8. Pop Open a Six-Pack – Columbia Classics Collection, Vol. 2
Are you, or do you know anyone with a 4K setup? If so, look this way. The six films in this set (Anatomy of a Murder, Oliver!, Taxi Driver, Stripes, Sense and Sensibility and The Social Network) are all bona fide classics with approximately 8,000 Academy Award nominations combined. (This last figure may be a slight exaggeration.) Five of the films have been restored from the original camera negatives (The Social Network was shot digitally), and the set includes 1080p Blu-rays, with all but The Social Network sourced from the 4K masters. Also included are over 30 hours of new and previously released extra features, an 80-page hard-bound book on the history and impact of each film, as well as a bonus Blu-ray featuring 20 classic Columbia Pictures live-action and animated shorts, ranging from the Three Stooges to Puppy!: A Hotel Transylvania Short and including four Academy Award nominees and two winners. Last year’s Volume 1 sold out in a jiffy and fetches upwards of 2.5x its retail price on the secondary market. To date, only one of those films, Dr. Strangelove or: How I Learned to Stop Worrying and Love the Bomb, has been released as a stand-alone title. —Mark Rabinowitz
9. Fill in Your Blanks – Ultimate Movie-Lovers Fill-In Poster
Birding life lists. Bucket lists. If we love it, if we find it worthwhile, we like to track it. (And frankly, during the pandemic, if we want to even remember we saw it, we might want to track it, too.) This 2×3 foot poster provides film lovers with both an archive and future directions for 1,500 must-see movies, organized by genre. Whether you’ve been meaning to finish off, explore further, or start a journey in movie watching, this poster is a good way to chart the experience. —M.B.

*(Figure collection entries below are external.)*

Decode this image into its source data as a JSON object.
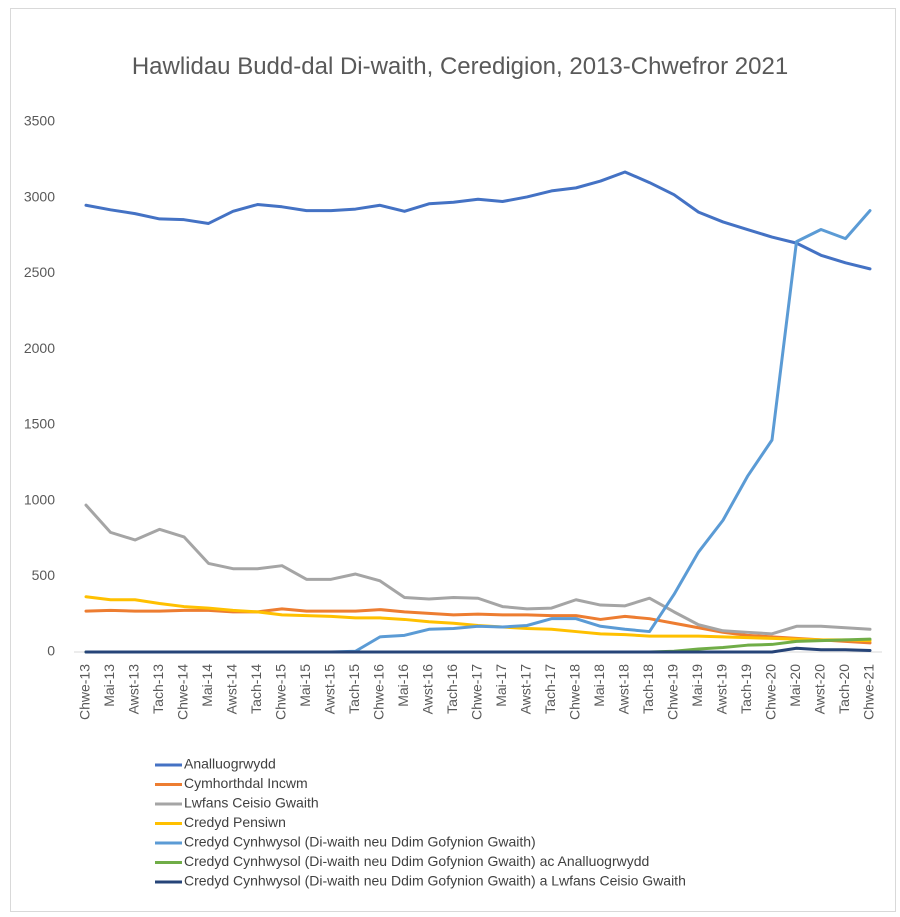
{
  "chart_data": {
    "type": "line",
    "title": "Hawlidau Budd-dal Di-waith, Ceredigion, 2013-Chwefror 2021",
    "categories": [
      "Chwe-13",
      "Mai-13",
      "Awst-13",
      "Tach-13",
      "Chwe-14",
      "Mai-14",
      "Awst-14",
      "Tach-14",
      "Chwe-15",
      "Mai-15",
      "Awst-15",
      "Tach-15",
      "Chwe-16",
      "Mai-16",
      "Awst-16",
      "Tach-16",
      "Chwe-17",
      "Mai-17",
      "Awst-17",
      "Tach-17",
      "Chwe-18",
      "Mai-18",
      "Awst-18",
      "Tach-18",
      "Chwe-19",
      "Mai-19",
      "Awst-19",
      "Tach-19",
      "Chwe-20",
      "Mai-20",
      "Awst-20",
      "Tach-20",
      "Chwe-21"
    ],
    "series": [
      {
        "name": "Analluogrwydd",
        "color": "#4472c4",
        "values": [
          2950,
          2920,
          2895,
          2860,
          2855,
          2830,
          2910,
          2955,
          2940,
          2915,
          2915,
          2925,
          2950,
          2910,
          2960,
          2970,
          2990,
          2975,
          3005,
          3045,
          3065,
          3110,
          3170,
          3100,
          3020,
          2905,
          2840,
          2790,
          2740,
          2700,
          2620,
          2570,
          2530
        ]
      },
      {
        "name": "Cymhorthdal Incwm",
        "color": "#ed7d31",
        "values": [
          270,
          275,
          270,
          270,
          275,
          275,
          265,
          265,
          285,
          270,
          270,
          270,
          280,
          265,
          255,
          245,
          250,
          245,
          245,
          240,
          240,
          215,
          235,
          220,
          190,
          160,
          130,
          110,
          100,
          90,
          80,
          70,
          60
        ]
      },
      {
        "name": "Lwfans Ceisio Gwaith",
        "color": "#a5a5a5",
        "values": [
          970,
          790,
          740,
          810,
          760,
          585,
          550,
          550,
          570,
          480,
          480,
          515,
          470,
          360,
          350,
          360,
          355,
          300,
          285,
          290,
          345,
          310,
          305,
          355,
          265,
          180,
          140,
          130,
          120,
          170,
          170,
          160,
          150
        ]
      },
      {
        "name": "Credyd Pensiwn",
        "color": "#ffc000",
        "values": [
          365,
          345,
          345,
          320,
          300,
          290,
          275,
          265,
          245,
          240,
          235,
          225,
          225,
          215,
          200,
          190,
          175,
          165,
          155,
          150,
          135,
          120,
          115,
          105,
          105,
          105,
          100,
          95,
          90,
          85,
          80,
          80,
          75
        ]
      },
      {
        "name": "Credyd Cynhwysol (Di-waith neu Ddim Gofynion Gwaith)",
        "color": "#5b9bd5",
        "values": [
          0,
          0,
          0,
          0,
          0,
          0,
          0,
          0,
          0,
          0,
          0,
          5,
          100,
          110,
          150,
          155,
          170,
          165,
          175,
          220,
          220,
          170,
          150,
          135,
          380,
          660,
          870,
          1160,
          1400,
          2710,
          2790,
          2730,
          2915
        ]
      },
      {
        "name": "Credyd Cynhwysol (Di-waith neu Ddim Gofynion Gwaith) ac Analluogrwydd",
        "color": "#70ad47",
        "values": [
          0,
          0,
          0,
          0,
          0,
          0,
          0,
          0,
          0,
          0,
          0,
          0,
          0,
          0,
          0,
          0,
          0,
          0,
          0,
          0,
          0,
          0,
          0,
          0,
          5,
          20,
          30,
          45,
          50,
          70,
          75,
          80,
          85
        ]
      },
      {
        "name": "Credyd Cynhwysol (Di-waith neu Ddim Gofynion Gwaith) a Lwfans Ceisio Gwaith",
        "color": "#264478",
        "values": [
          0,
          0,
          0,
          0,
          0,
          0,
          0,
          0,
          0,
          0,
          0,
          0,
          0,
          0,
          0,
          0,
          0,
          0,
          0,
          0,
          0,
          0,
          0,
          0,
          0,
          0,
          0,
          0,
          0,
          25,
          15,
          15,
          10
        ]
      }
    ],
    "ylim": [
      0,
      3500
    ],
    "yticks": [
      0,
      500,
      1000,
      1500,
      2000,
      2500,
      3000,
      3500
    ],
    "grid": false,
    "legend": "bottom"
  }
}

10. All Mediums Converge – Scott Pilgrim Miniatures the World Board Game: Painted Edition
For many, their exposure to the world of Scott Pilgrim comes from Edgar Wright’s 2010 film adaptation of Bryan Lee O’Malley 2004-10 graphic novel series. But since a Scott Pilgrim enthusiast probably already has the movie (in several iterations), why not shift focus and give them this game from Oni Press? In doing so, you’re embracing the fluidity of it all, as these days, movies are books are games are TV are movies again are … you get the picture (and they get the gift). —M.B.